On the other hand, when talking about the birth of science, there is no way to avoid this vile word – "inquisition". And since we are talking about the Inquisition (and secular people always talk about it, it is only necessary to mention the Church), then let us dwell on this sad page of church history longer.

A Good Word About the Inquisition

I must say right away that it is reading modern occult literature that makes you treat the Inquisition and the "witch hunt" in a different way. As long as people do not believe in witches, witchcraft and corruption, witch hunting seems to be an incredible savagery, purely shameful for Christians. But if this is serious? If such a black effect is really possible on a person for whom neither distance nor walls are an obstacle? And if there really are people who are ready to make the most terrible sacrifices for the sake of receiving "black grace"?

People of the Middle Ages are constantly accused of superstition. But they did not read these "superstitions" in the Bible or in patristic works. Rumor spread secrets that crept out of witchcraft's kitchens. The witches themselves assured that nothing would take them, that they did not burn in fire and did not drown in water, and that for a certain fee they could bring damage to anyone... The witches convinced the people, and then the hierarchs, of their reality and of their power, and there was a response, a reaction of public self-defense...
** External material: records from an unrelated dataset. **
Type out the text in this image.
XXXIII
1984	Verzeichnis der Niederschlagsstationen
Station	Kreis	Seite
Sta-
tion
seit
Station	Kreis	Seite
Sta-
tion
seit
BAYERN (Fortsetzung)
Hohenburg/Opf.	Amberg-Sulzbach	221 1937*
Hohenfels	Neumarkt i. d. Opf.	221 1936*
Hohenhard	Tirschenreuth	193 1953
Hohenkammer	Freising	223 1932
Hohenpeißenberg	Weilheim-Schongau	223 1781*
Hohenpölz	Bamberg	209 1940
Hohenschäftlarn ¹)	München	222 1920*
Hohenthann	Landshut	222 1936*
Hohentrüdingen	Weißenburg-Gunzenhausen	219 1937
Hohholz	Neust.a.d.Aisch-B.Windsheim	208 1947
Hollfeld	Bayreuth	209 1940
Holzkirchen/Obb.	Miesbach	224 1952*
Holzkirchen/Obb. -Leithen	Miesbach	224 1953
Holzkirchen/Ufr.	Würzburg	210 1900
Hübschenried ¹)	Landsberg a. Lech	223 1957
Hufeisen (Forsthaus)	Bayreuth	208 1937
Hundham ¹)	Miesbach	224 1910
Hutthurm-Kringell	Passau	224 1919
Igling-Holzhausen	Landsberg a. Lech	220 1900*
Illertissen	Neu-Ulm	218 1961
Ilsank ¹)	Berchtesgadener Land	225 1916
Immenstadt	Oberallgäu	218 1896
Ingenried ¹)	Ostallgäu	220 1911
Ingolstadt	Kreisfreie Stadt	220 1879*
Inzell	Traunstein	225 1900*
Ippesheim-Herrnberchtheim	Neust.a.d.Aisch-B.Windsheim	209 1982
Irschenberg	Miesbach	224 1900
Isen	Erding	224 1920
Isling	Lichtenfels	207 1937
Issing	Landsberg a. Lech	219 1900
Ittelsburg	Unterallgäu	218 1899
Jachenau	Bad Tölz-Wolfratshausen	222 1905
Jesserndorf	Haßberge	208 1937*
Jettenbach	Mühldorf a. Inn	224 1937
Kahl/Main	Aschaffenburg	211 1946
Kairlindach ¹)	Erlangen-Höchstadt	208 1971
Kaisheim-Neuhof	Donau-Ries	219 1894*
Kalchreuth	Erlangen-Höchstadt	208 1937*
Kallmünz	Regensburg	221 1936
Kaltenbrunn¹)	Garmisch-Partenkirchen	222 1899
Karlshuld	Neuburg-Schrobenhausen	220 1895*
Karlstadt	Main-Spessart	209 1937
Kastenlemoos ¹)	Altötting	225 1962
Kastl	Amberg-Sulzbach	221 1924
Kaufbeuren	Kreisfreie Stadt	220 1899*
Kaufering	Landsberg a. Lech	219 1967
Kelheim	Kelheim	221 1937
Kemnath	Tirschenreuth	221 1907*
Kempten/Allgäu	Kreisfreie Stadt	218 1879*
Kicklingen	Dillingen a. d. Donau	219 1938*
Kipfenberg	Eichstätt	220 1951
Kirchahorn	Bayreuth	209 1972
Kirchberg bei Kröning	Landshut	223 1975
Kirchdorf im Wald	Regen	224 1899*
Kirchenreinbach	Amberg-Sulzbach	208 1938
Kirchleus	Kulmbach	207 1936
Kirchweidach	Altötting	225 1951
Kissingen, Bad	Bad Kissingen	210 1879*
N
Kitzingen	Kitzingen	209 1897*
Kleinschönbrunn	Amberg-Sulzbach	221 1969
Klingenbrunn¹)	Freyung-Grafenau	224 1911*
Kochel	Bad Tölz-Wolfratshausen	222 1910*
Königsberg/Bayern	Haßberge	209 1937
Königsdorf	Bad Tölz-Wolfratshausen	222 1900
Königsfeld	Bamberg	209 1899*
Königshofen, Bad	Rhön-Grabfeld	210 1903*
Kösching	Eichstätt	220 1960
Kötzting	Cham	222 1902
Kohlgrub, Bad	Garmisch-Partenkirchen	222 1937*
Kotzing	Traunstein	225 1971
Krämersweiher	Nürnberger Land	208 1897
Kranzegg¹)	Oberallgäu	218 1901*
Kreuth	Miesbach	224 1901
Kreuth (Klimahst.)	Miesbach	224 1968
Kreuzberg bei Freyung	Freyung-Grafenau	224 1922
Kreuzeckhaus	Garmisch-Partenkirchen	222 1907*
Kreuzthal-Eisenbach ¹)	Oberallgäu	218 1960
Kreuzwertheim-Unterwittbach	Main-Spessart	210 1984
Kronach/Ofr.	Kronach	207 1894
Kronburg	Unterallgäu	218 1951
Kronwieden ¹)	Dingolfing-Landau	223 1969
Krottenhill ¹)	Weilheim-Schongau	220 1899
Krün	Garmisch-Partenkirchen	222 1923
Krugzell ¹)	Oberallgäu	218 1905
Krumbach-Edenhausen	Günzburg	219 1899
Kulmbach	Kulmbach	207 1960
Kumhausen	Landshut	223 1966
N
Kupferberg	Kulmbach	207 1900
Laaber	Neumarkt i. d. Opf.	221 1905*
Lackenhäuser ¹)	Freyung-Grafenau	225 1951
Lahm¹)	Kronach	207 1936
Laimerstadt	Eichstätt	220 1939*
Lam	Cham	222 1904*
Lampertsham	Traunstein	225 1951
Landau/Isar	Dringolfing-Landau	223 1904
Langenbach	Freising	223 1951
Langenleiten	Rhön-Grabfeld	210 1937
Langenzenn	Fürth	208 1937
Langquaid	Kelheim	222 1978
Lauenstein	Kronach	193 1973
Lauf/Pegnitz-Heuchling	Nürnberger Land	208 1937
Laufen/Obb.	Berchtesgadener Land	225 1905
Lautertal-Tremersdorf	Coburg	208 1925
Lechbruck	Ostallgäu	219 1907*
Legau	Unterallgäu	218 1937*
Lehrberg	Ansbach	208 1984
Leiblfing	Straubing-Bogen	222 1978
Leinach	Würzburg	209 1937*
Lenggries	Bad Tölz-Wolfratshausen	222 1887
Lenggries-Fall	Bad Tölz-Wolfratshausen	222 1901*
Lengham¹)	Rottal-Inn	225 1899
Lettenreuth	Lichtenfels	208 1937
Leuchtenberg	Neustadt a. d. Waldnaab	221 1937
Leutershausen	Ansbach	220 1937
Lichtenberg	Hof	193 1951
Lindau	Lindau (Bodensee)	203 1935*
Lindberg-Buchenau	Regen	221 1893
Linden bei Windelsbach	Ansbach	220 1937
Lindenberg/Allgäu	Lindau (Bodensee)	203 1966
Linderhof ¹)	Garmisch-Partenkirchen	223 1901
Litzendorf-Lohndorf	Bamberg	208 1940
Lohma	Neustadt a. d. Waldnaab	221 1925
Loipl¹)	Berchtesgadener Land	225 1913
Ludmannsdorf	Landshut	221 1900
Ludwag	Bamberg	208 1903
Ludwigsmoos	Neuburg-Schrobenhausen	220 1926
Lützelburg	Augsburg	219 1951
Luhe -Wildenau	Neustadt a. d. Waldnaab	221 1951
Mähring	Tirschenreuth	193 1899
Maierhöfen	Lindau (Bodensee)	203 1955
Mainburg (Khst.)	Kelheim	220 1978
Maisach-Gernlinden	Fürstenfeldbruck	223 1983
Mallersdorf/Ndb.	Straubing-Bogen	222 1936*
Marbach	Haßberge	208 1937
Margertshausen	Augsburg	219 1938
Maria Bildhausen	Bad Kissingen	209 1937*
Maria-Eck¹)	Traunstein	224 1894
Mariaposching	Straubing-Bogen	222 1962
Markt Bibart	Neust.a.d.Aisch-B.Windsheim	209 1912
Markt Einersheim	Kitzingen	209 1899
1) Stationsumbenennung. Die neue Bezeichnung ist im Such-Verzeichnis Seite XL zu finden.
Before you accuse those impressionable Christians (or me) of intolerance and misanthropy, try to predict your own reaction. Imagine if you believed Blavatsky's report that "In ancient times, Thessalian witches mixed the blood of a newborn baby with the blood of a black lamb and thereby summoned the shadows of the dead"[7]? And what if your neighbor declared her determination to resume the ancient witchcraft rites[8], and said that the spirits with whom she is trained consider her a sorceress[9]?

So, witches themselves boast of their art, and often do not even mask their anti-Christian fervor. And if ordinary people believe them, then how should they react?

Not only is the Russian revolt "senseless and merciless," but any revolt. People were sincerely afraid of evil spirits and believed in the reality of harm from communicating with them. The "lynch trial" in such cases flared up by itself. The inquisitors, on the other hand, snatched the accused from the hands of the crowd and offered at least some formal procedure of investigation, in which it was possible to justify himself. And they justified themselves (as, for example, the mother of the astronomer Kepler was acquitted of the accusation of witchcraft).